Encryption Management Server cannot always decrypt inbound messages that have been modified. For example, if the message has text added to it stating that it originated from an external source then Encryption Management Server may pass the message to the recipient without decrypting it.

Messages encrypted by Encryption Management Server to a PGP/MIME format key use this content type and protocol:
Content-Type: multipart/encrypted; protocol="application/pgp-encrypted"

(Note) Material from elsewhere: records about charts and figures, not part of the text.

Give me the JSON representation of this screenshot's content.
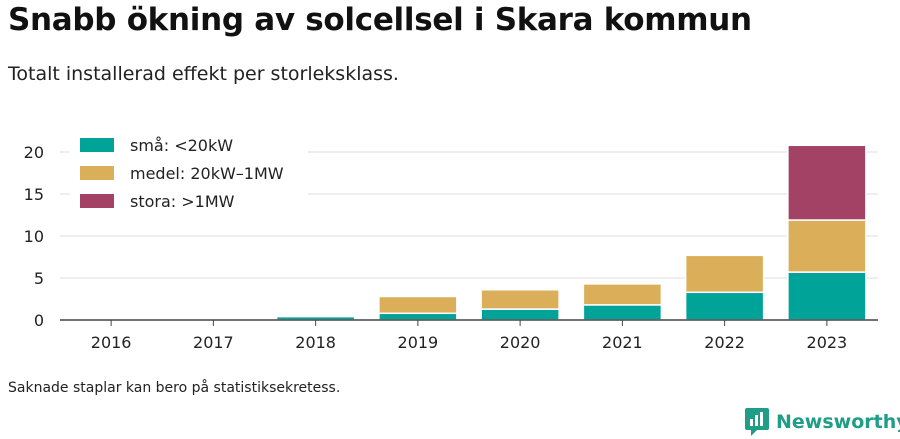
{
  "title": "Snabb ökning av solcellsel i Skara kommun",
  "subtitle": "Totalt installerad effekt per storleksklass.",
  "footnote": "Saknade staplar kan bero på statistiksekretess.",
  "brand": {
    "name": "Newsworthy",
    "icon": "newsworthy-logo-icon",
    "color": "#1f9d86"
  },
  "chart_data": {
    "type": "bar",
    "stacked": true,
    "categories": [
      "2016",
      "2017",
      "2018",
      "2019",
      "2020",
      "2021",
      "2022",
      "2023"
    ],
    "series": [
      {
        "name": "små: <20kW",
        "color": "#00a398",
        "values": [
          0,
          0,
          0.4,
          0.8,
          1.3,
          1.8,
          3.3,
          5.7
        ]
      },
      {
        "name": "medel: 20kW–1MW",
        "color": "#dbaf5a",
        "values": [
          0,
          0,
          0,
          2.0,
          2.3,
          2.5,
          4.4,
          6.2
        ]
      },
      {
        "name": "stora: >1MW",
        "color": "#a44266",
        "values": [
          0,
          0,
          0,
          0,
          0,
          0,
          0,
          8.9
        ]
      }
    ],
    "y_ticks": [
      "0",
      "5",
      "10",
      "15",
      "20"
    ],
    "ylim": [
      0,
      22
    ],
    "grid": "horizontal",
    "legend_position": "top-left",
    "xlabel": "",
    "ylabel": ""
  }
}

According to RFC 3156 multipart/encrypted are to be treated by agents as opaque, meaning that the data is not to be altered in any way.

Therefore, altering such messages by adding text to them will invalidate them.

HTML format messages encrypted by Encryption Management Server to a PGP Partitioned format key use this content type:

Content-Type: multipart/mixed

Altering such messages by adding text to them will not invalidate them and Encryption Management Server can decrypt them but the additional text will probably be lost.

Messages encrypted by Encryption Desktop to a PGP/MIME format key use this content type:

Content-Type: multipart/mixed

Altering such messages by adding text to them will not invalidate them and Encryption Management Server can decrypt them but the additional text will probably be lost.

Encryption Management Server 3.3 and above.

By far the best solution is for Encryption Management Server to decrypt messages before any additional text is added to them.

If this is not possible, the sender will have to do one of the following:

1. Use Encryption Desktop to encrypt the message.
2. Use Encryption Management Server to encrypt the message using PGP Partitioned encoding.